No puedo discutir que Finnick no sea una de las personas más despampanantes y sensuales en el planeta. Pero puedo decir con sinceridad que nunca me ha resultado atractivo. Tal vez es demasiado guapo, o demasiado fácil de conseguir, o tal vez en realidad lo que pasa es que sería demasiado fácil de perder.

— No, gracias. ― Le digo al azúcar.
― Aunque me encantaría coger prestado tu atuendo alguna vez.

Está cubierto en una red dorada que está estratégicamente anudada en su entrepierna para que no se pueda decir técnicamente que está desnudo, pero está tan cerca de eso como es posible. Estoy segura de que su estilista piensa que cuanto más Finnick vea la audiencia, mejor.

— Me estás aterrorizando de verdad en ese traje. ¿Qué les pasó a los vestidos de niñita guapa? ― Pregunta. Se humedece los labios muy levemente con la lengua. Probablemente esto vuelva loca a la mayor parte de la gente. Pero por alguna razón todo en lo que puedo pensar es el viejo Cray, salivando sobre alguna joven pobre y hambrienta.

— Me hice mayor. ― Digo.

Finnick toma el cuello de mi atuendo y lo desliza entre sus dedos.

— Es malo todo esto del Quell. Podrías haberte distinguido como una bandida en el capitolio. Joyas, dinero, lo que quisieras.

— No me gustan las joyas, y tengo más dinero del que necesito. Por cierto, ¿en qué te gastas tú el tuyo, Finnick?

— Oh, no he hecho tratos por algo tan común como dinero en años.

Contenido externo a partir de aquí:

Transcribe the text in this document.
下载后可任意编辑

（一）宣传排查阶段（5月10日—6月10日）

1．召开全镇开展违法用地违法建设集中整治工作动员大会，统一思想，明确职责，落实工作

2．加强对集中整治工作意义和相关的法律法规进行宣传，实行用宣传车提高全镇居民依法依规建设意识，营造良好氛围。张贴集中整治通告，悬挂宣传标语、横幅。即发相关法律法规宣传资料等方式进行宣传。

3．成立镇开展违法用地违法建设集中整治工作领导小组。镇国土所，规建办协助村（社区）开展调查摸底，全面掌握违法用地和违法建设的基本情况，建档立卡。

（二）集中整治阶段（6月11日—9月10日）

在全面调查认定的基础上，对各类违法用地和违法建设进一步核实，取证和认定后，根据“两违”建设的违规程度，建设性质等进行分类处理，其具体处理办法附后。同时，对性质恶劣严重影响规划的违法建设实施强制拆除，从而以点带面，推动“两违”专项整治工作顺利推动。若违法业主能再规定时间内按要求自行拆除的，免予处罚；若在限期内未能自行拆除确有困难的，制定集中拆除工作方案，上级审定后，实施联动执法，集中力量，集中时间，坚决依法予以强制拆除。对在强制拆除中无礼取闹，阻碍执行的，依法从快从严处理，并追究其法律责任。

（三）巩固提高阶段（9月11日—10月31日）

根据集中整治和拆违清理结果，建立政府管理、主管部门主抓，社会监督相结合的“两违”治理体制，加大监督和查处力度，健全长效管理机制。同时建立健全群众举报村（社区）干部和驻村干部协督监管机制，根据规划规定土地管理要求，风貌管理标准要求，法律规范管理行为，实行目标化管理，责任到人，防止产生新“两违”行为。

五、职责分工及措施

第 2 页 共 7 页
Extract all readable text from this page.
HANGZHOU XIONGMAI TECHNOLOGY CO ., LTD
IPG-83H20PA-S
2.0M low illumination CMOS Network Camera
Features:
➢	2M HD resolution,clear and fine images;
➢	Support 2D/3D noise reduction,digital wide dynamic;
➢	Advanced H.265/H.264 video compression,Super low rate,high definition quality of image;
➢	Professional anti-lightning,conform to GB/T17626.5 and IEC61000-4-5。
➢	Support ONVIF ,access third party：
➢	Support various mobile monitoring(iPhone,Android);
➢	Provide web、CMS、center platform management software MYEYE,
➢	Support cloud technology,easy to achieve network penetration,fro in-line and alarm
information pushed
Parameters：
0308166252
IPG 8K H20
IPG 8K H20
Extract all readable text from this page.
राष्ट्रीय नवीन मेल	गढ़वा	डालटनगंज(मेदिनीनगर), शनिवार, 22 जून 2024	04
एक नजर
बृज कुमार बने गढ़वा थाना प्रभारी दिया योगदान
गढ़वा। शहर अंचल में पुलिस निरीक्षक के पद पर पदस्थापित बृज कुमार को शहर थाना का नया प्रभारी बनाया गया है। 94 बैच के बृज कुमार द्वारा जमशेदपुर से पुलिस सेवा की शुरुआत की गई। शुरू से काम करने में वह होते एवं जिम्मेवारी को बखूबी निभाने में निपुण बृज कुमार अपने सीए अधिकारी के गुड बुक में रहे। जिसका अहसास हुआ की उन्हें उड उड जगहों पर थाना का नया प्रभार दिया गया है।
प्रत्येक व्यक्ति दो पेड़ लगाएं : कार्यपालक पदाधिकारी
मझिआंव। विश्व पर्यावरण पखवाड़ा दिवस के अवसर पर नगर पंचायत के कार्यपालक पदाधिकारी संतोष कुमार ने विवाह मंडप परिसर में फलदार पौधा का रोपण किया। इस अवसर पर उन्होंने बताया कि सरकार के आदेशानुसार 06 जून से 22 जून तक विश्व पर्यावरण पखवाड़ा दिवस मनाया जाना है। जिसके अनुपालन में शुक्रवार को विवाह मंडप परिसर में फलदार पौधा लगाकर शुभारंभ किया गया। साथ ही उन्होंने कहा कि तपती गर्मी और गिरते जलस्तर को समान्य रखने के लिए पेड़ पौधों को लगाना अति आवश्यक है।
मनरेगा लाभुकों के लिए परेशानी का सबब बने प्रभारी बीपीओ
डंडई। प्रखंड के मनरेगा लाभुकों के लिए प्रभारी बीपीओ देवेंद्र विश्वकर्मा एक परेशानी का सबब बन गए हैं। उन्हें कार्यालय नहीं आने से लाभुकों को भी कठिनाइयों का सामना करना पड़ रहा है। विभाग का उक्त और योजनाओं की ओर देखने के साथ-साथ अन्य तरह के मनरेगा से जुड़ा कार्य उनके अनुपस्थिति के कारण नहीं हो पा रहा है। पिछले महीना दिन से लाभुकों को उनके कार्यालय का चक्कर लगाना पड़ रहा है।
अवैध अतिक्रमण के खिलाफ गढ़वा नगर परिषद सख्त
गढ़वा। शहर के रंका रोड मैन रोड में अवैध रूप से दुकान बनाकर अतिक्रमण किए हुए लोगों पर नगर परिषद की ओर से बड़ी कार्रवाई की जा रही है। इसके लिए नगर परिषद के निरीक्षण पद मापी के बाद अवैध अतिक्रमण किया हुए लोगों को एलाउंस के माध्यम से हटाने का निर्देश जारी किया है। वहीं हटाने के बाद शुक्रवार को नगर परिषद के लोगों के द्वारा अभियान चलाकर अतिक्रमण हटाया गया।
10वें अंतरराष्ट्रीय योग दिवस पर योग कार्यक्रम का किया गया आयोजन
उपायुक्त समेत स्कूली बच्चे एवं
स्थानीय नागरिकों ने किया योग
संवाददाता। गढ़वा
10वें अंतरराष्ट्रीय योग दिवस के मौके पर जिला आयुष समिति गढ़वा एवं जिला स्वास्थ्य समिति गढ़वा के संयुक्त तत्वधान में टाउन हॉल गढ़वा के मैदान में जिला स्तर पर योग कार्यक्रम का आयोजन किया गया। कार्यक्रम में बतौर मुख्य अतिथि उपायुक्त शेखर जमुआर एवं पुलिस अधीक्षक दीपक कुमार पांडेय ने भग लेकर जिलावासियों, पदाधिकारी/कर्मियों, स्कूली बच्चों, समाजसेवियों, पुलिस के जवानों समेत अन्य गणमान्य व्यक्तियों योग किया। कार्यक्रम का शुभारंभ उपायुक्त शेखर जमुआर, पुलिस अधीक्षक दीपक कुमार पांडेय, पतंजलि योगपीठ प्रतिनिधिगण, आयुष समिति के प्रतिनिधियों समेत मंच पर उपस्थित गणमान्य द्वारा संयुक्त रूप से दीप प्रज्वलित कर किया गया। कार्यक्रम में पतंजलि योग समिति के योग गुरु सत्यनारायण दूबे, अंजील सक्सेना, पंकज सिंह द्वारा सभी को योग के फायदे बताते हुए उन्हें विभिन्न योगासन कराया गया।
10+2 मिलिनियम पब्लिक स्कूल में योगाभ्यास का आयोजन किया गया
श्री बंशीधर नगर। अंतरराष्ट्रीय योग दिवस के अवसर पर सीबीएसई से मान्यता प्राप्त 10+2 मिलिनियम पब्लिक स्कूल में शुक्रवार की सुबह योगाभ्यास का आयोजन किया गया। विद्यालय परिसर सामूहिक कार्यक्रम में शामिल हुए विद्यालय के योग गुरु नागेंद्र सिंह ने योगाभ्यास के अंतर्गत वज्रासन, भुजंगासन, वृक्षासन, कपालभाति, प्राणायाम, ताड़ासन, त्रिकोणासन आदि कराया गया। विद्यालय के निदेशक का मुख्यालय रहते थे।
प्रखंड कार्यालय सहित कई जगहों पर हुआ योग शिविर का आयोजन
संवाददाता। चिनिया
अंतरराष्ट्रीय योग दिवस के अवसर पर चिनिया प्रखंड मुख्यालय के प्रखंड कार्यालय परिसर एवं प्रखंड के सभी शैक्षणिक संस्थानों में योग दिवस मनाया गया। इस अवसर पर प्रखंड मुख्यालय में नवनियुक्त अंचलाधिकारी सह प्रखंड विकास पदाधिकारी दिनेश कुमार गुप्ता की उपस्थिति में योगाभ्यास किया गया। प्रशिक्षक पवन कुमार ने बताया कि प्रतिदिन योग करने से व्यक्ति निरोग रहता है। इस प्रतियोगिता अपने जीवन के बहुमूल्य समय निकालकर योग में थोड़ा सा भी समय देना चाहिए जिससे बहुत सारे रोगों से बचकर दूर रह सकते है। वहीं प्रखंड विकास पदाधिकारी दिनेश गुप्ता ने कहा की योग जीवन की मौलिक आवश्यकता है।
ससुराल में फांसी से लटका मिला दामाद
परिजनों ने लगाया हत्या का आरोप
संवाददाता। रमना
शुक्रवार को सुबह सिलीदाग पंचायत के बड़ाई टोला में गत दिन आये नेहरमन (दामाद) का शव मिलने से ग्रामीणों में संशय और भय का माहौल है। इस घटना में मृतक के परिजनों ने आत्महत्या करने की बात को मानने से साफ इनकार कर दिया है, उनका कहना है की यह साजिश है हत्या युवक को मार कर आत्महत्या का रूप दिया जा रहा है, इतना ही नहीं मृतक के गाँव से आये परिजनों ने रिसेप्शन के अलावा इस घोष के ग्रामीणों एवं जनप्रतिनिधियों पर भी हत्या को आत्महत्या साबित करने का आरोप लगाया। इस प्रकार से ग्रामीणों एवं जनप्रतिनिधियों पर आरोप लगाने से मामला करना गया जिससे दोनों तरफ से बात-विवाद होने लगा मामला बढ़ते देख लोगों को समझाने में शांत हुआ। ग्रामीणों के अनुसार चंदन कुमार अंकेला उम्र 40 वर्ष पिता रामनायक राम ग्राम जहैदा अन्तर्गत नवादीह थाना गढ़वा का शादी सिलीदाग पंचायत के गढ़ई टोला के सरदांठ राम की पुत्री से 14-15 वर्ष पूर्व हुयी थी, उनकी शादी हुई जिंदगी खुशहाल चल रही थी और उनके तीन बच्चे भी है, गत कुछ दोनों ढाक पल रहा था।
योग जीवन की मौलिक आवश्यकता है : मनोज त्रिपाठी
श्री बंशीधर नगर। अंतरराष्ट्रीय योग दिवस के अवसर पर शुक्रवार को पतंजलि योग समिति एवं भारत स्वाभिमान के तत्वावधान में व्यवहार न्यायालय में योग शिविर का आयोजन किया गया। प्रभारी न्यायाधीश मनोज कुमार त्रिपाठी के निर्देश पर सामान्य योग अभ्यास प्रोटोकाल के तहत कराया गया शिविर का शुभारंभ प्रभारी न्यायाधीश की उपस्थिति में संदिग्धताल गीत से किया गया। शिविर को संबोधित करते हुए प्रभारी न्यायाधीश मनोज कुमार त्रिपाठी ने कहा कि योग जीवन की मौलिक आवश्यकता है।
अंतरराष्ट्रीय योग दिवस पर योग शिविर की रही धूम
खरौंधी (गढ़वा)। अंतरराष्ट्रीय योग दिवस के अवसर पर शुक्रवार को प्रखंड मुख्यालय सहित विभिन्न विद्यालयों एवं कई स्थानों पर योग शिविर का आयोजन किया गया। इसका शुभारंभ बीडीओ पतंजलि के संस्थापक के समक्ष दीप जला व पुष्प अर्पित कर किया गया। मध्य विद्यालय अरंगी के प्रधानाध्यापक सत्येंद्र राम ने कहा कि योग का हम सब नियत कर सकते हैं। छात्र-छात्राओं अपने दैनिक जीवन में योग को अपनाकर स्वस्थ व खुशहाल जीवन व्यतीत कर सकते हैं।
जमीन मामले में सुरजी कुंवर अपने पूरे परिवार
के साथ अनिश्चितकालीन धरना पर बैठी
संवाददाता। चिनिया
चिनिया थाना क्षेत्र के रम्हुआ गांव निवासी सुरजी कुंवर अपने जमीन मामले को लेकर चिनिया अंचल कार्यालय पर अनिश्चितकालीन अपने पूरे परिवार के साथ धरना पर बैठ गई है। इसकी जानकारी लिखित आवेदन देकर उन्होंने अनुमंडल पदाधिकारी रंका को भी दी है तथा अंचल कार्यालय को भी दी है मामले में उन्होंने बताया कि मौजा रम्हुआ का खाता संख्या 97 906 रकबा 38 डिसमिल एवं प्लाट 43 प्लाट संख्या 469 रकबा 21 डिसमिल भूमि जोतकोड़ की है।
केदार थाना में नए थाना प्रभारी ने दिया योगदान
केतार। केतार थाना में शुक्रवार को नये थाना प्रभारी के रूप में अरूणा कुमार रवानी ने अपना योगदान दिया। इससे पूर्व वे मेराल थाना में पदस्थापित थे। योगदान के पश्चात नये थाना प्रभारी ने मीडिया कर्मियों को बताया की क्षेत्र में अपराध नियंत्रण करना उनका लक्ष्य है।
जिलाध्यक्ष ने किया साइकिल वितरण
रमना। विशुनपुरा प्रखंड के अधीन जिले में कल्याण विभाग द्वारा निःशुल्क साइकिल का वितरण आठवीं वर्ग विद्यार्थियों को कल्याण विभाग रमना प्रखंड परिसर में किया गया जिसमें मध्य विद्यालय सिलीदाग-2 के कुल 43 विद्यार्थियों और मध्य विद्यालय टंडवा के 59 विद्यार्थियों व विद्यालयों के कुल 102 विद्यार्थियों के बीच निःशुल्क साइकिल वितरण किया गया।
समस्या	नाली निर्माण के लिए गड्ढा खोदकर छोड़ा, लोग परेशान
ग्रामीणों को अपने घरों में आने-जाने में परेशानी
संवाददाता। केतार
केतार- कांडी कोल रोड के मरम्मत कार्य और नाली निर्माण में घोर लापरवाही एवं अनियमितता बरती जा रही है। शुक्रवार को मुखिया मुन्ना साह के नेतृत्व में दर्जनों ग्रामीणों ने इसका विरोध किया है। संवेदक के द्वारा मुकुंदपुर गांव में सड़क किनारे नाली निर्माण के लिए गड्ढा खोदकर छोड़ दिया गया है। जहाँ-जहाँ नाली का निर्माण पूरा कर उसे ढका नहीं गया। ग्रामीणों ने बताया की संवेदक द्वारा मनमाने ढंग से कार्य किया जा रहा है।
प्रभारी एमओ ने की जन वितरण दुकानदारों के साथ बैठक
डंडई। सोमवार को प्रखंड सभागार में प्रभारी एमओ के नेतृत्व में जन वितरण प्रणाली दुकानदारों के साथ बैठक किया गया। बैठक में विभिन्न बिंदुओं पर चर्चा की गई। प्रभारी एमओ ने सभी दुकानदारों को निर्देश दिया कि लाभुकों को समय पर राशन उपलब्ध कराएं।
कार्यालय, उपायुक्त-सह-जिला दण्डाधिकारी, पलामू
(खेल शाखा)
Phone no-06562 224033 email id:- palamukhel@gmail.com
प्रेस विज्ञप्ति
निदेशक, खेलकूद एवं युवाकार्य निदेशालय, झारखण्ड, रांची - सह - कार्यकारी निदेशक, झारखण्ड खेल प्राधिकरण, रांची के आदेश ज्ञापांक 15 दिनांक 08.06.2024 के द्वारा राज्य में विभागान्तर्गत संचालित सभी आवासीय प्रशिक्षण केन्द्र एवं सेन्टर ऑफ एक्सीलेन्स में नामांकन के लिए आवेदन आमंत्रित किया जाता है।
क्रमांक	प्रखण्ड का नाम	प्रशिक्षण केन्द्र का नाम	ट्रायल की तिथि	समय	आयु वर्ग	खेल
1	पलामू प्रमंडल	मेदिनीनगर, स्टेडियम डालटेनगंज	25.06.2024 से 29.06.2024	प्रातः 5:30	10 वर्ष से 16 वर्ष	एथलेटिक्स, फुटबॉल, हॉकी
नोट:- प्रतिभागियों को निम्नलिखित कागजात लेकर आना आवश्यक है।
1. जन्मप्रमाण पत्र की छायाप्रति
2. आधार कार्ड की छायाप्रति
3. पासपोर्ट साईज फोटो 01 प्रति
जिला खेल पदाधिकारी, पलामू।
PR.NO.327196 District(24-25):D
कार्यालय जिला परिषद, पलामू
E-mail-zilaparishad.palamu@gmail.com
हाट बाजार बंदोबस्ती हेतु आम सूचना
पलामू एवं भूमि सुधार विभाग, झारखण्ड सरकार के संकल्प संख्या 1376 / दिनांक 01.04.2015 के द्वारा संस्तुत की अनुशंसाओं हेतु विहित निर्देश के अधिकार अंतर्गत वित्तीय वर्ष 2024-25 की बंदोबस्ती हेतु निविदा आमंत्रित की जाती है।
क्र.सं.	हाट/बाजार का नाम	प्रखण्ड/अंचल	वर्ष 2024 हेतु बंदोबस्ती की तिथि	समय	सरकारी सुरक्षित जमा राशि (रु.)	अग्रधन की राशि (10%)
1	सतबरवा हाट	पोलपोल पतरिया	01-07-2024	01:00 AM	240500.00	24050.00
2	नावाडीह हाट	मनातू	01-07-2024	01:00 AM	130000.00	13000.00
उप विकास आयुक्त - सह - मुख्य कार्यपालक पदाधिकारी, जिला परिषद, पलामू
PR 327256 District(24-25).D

— ¿Entonces cómo te pagan por el placer de tu compañía?

— Con secretos. ― Dice suavemente. Inclina hacia delante la cabeza de modo que sus labios están casi en contacto con los míos.
― ¿Y qué hay de ti, chica en llamas? ¿Tienes algún secreto que merezca mi tiempo?
Por alguna razón estúpida, me sonrojo, pero me obligo a mantenerme en mi sitio.

— No, soy un libro abierto. ― Respondo también en susurros.
― Todo el mundo parece saber mis secretos incluso antes que yo misma.

Sonríe.

— Desafortunadamente, creo que eso es cierto. ― Sus ojos se desvían brevemente hacia un lado.
― Peeta está viniendo. Siento que tengas que cancelar tu boda. Sé lo devastador que eso debe de haber sido para ti. ― Se mete otro azucarillo en la boca y se va.